The protest, which garnered some 30 people, marked the most recent clash in the months-long skirmish between the Nontenured Research and Academic Staff Union and the university.
Earlier on Sunday, ahead of the protest, the union announced it would intensify its actions and declared a general strike.
The nontenured faculty said it would refrain from any actions relating to their teaching duties during the final exam period, including refusing to attend the exams, meet with students or grade final tests and papers.
At Sunday’s protest, students gathered alongside high-level faculty members and Prof. Esther Sarok, head of the union, holding signs and chanting “Don’t Forget the Good Teachers.”
“This protest was to spread awareness” Sarok told The Jerusalem Post on Sunday. “The students have to tell them [the university]: ‘We have to finish the strike,’” and “‘We have to stop it now, before the next round of firing.’” Earlier this year, the university announced budget cuts totaling some NIS 2 million to the Faculty of Humanities – a decision leading to the dismissal of around 80 lecturers and faculty members, as well as cutbacks in teaching hours and courses.
According to Sarok, the budget cuts have affected staff and students alike.
Students protested to show support, and a refusal to stand by, while hardworking and deserving teachers are mistreated, and classes that they enjoy taking are discredited, she said.

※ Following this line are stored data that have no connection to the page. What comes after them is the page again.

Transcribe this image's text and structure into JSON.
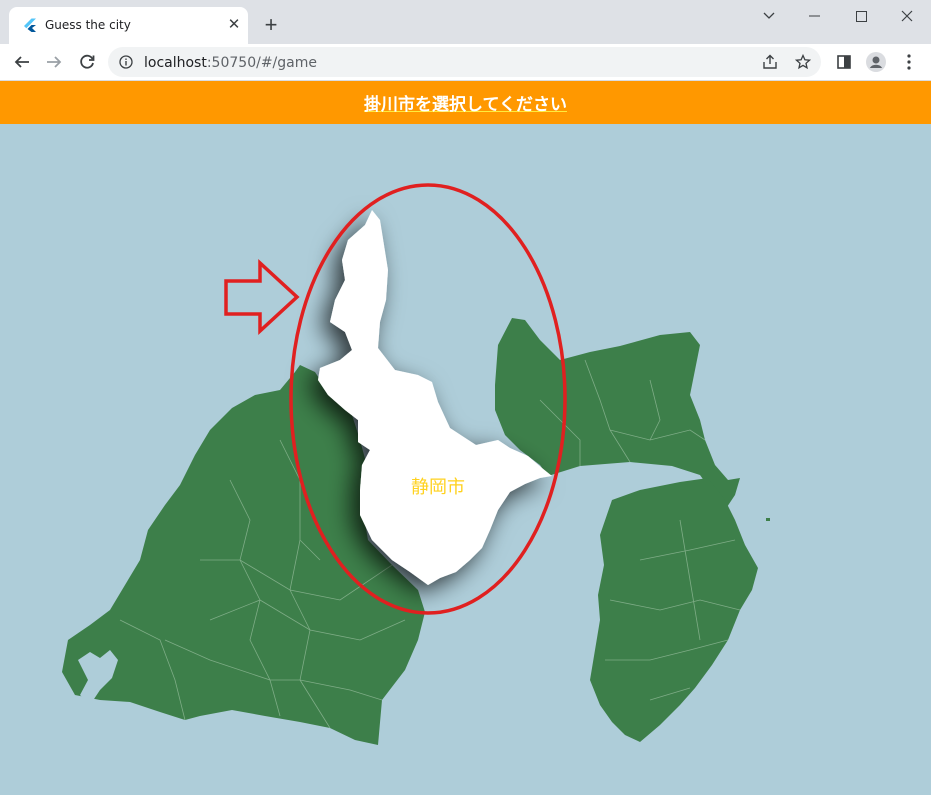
{
  "browser": {
    "tab_title": "Guess the city",
    "url_host": "localhost",
    "url_rest": ":50750/#/game",
    "tab_close_glyph": "✕",
    "new_tab_glyph": "+",
    "icons": [
      "flutter-icon",
      "back-arrow-icon",
      "forward-arrow-icon",
      "reload-icon",
      "info-icon",
      "share-icon",
      "star-icon",
      "sidepanel-icon",
      "profile-icon",
      "menu-dots-icon",
      "minimize-icon",
      "maximize-icon",
      "close-icon",
      "chevron-down-icon"
    ]
  },
  "app": {
    "header_title": "掛川市を選択してください",
    "colors": {
      "header": "#ff9800",
      "sea": "#aecdd9",
      "land": "#3d7f4a",
      "selected_city": "#ffffff",
      "city_label": "#ffd21f",
      "annotation": "#e02020"
    }
  },
  "map": {
    "selected_city_label": "静岡市"
  }
}
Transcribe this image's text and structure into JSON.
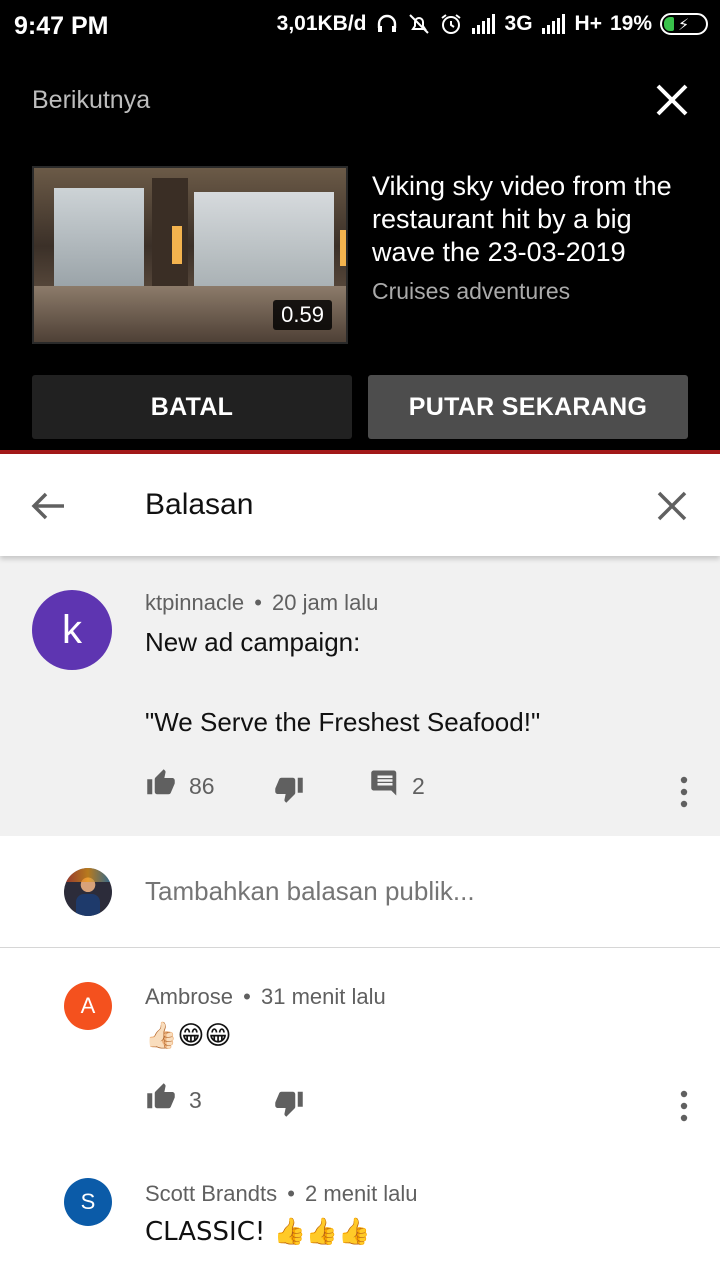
{
  "status_bar": {
    "time": "9:47 PM",
    "speed": "3,01KB/d",
    "network1": "3G",
    "network2": "H+",
    "battery": "19%",
    "icons": [
      "headset-icon",
      "bell-off-icon",
      "alarm-icon",
      "signal-icon",
      "battery-charging-icon"
    ]
  },
  "up_next": {
    "label": "Berikutnya",
    "video_title": "Viking sky video from the restaurant hit by a big wave the 23-03-2019",
    "channel": "Cruises adventures",
    "duration": "0.59",
    "cancel_label": "BATAL",
    "play_label": "PUTAR SEKARANG"
  },
  "header": {
    "title": "Balasan"
  },
  "main_comment": {
    "avatar_letter": "k",
    "avatar_color": "#5e35b1",
    "author": "ktpinnacle",
    "time": "20 jam lalu",
    "text": "New ad campaign:\n\n\"We Serve the Freshest Seafood!\"",
    "likes": "86",
    "replies": "2"
  },
  "reply_input": {
    "placeholder": "Tambahkan balasan publik..."
  },
  "replies": [
    {
      "avatar_letter": "A",
      "avatar_color": "#f4511e",
      "author": "Ambrose",
      "time": "31 menit lalu",
      "text": "👍🏻😁😁",
      "likes": "3"
    },
    {
      "avatar_letter": "S",
      "avatar_color": "#0b5ba8",
      "author": "Scott Brandts",
      "time": "2 menit lalu",
      "text": "CLASSIC! 👍👍👍"
    }
  ],
  "separator": "•",
  "colors": {
    "accent_red": "#a31919",
    "background_dark": "#000000",
    "comment_bg": "#f1f1f1"
  }
}
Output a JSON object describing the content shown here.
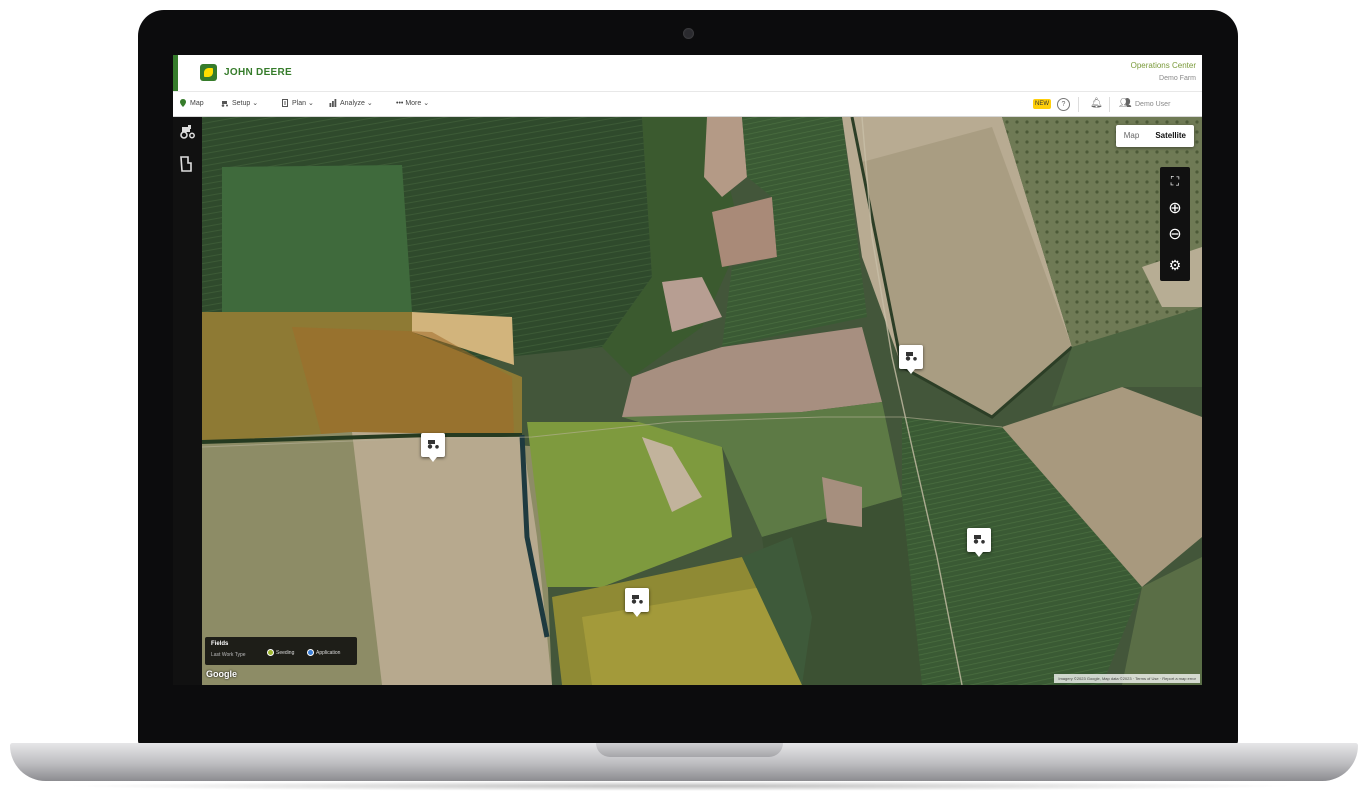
{
  "brand": {
    "name": "JOHN DEERE",
    "app_title": "Operations Center",
    "org_name": "Demo Farm"
  },
  "nav": {
    "items": [
      {
        "label": "Map"
      },
      {
        "label": "Setup"
      },
      {
        "label": "Plan"
      },
      {
        "label": "Analyze"
      },
      {
        "label": "More"
      }
    ],
    "new_badge": "NEW",
    "help": "?",
    "user_name": "Demo User"
  },
  "map": {
    "view_options": [
      "Map",
      "Satellite"
    ],
    "selected_view": "Satellite",
    "legend": {
      "title": "Fields",
      "subtitle": "Last Work Type",
      "items": [
        {
          "label": "Seeding",
          "color": "#a0b830"
        },
        {
          "label": "Application",
          "color": "#3b7fd9"
        }
      ]
    },
    "google_label": "Google",
    "attribution": "Imagery ©2023 Google, Map data ©2023 · Terms of Use · Report a map error"
  },
  "colors": {
    "deere_green": "#367c2b",
    "deere_yellow": "#ffde00"
  }
}
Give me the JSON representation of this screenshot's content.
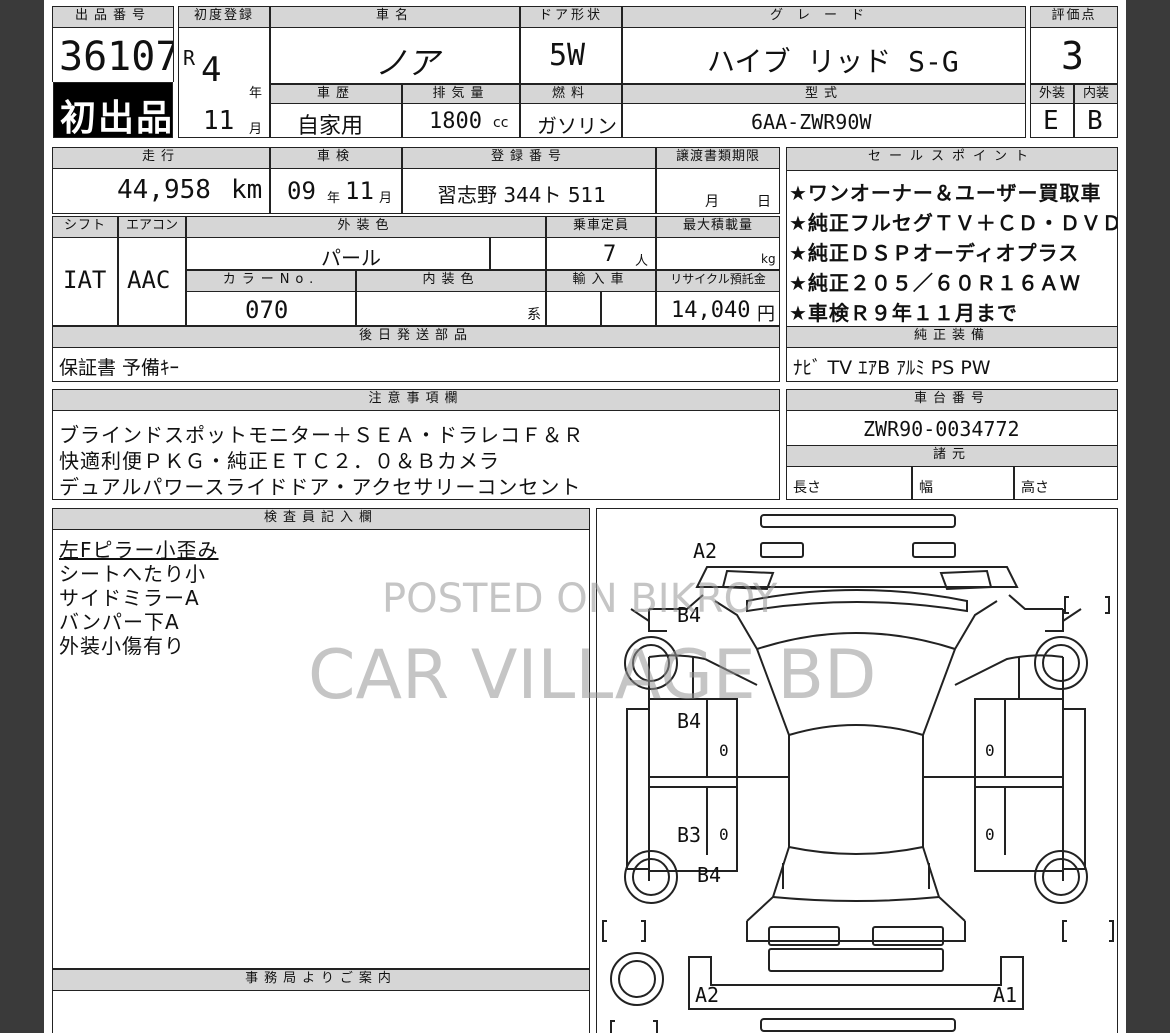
{
  "header": {
    "lot_no_label": "出品番号",
    "lot_no": "36107",
    "first_listing": "初出品",
    "first_reg_label": "初度登録",
    "first_reg_era": "R",
    "first_reg_year": "4",
    "year_unit": "年",
    "first_reg_month": "11",
    "month_unit": "月",
    "car_name_label": "車名",
    "car_name": "ノア",
    "door_label": "ドア形状",
    "door": "5W",
    "grade_label": "グレード",
    "grade": "ハイブ リッド S-G",
    "score_label": "評価点",
    "score": "3",
    "usage_label": "車歴",
    "usage": "自家用",
    "displacement_label": "排気量",
    "displacement": "1800",
    "displacement_unit": "cc",
    "fuel_label": "燃料",
    "fuel": "ガソリン",
    "model_label": "型式",
    "model": "6AA-ZWR90W",
    "exterior_grade_label": "外装",
    "exterior_grade": "E",
    "interior_grade_label": "内装",
    "interior_grade": "B"
  },
  "specs": {
    "mileage_label": "走行",
    "mileage": "44,958",
    "mileage_unit": "km",
    "inspection_label": "車検",
    "inspection_year": "09",
    "inspection_month": "11",
    "plate_label": "登録番号",
    "plate": "習志野 344ト 511",
    "tax_label": "譲渡書類期限",
    "tax_month": "月",
    "tax_day": "日",
    "shift_label": "シフト",
    "shift": "IAT",
    "ac_label": "エアコン",
    "ac": "AAC",
    "exterior_color_label": "外装色",
    "exterior_color": "パール",
    "capacity_label": "乗車定員",
    "capacity": "7",
    "capacity_unit": "人",
    "max_load_label": "最大積載量",
    "max_load_unit": "kg",
    "color_no_label": "カラーNo.",
    "color_no": "070",
    "interior_color_label": "内装色",
    "interior_color_unit": "系",
    "import_label": "輸入車",
    "recycle_label": "リサイクル預託金",
    "recycle": "14,040",
    "recycle_unit": "円"
  },
  "sales_points": {
    "label": "セールスポイント",
    "items": [
      "★ワンオーナー＆ユーザー買取車",
      "★純正フルセグＴＶ＋ＣＤ・ＤＶＤ",
      "★純正ＤＳＰオーディオプラス",
      "★純正２０５／６０Ｒ１６ＡＷ",
      "★車検Ｒ９年１１月まで"
    ]
  },
  "later_parts": {
    "label": "後日発送部品",
    "value": "保証書 予備ｷｰ"
  },
  "equipment": {
    "label": "純正装備",
    "value": "ﾅﾋﾞ TV ｴｱB ｱﾙﾐ PS PW"
  },
  "notes": {
    "label": "注意事項欄",
    "lines": [
      "ブラインドスポットモニター＋ＳＥＡ・ドラレコＦ＆Ｒ",
      "快適利便ＰＫＧ・純正ＥＴＣ２．０＆Ｂカメラ",
      "デュアルパワースライドドア・アクセサリーコンセント"
    ]
  },
  "chassis": {
    "label": "車台番号",
    "value": "ZWR90-0034772",
    "dims_label": "諸元",
    "length_label": "長さ",
    "width_label": "幅",
    "height_label": "高さ"
  },
  "inspector": {
    "label": "検査員記入欄",
    "lines": [
      "左Fピラー小歪み",
      "シートへたり小",
      "サイドミラーA",
      "バンパー下A",
      "外装小傷有り"
    ]
  },
  "office": {
    "label": "事務局よりご案内"
  },
  "diagram": {
    "marks": {
      "front_a2": "A2",
      "hood_b4": "B4",
      "left_front_b4": "B4",
      "left_rear_b3": "B3",
      "left_rear_b4": "B4",
      "rear_a2": "A2",
      "rear_a1": "A1",
      "zero_1": "0",
      "zero_2": "0",
      "zero_3": "0",
      "zero_4": "0"
    }
  },
  "watermark": {
    "line1": "POSTED ON BIKROY",
    "line2": "CAR VILLAGE BD"
  }
}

“I understand that the university is in a deep financial problem, because of the government and the situation,” she explained.
It was “impossible,” however, for the higher level faculty to decide which staff to dismiss, as some of the teachers had been with the university for years, she added.
Sarok said one of the main problems is that the prolonged in-fighting between the administration and the faculty is ruining the university’s image and standing.
“The university is my life, but I don’t like the way it is run,” she concluded.
“We just have to sit down nicely, sit down honestly and find a way to solve the issue.”
On Saturday evening the university issued a statement on its Facebook page, saying that exams would continue as scheduled on Sunday.
“It may be that in a number of exams teaching staff will not be present to answer questions. In these cases it will be possible to record your question or comment in the notebook exam,” the university wrote. “The university is sorry for the inconvenience... and is operating in all possible ways to prevent and reduce the harm to students.”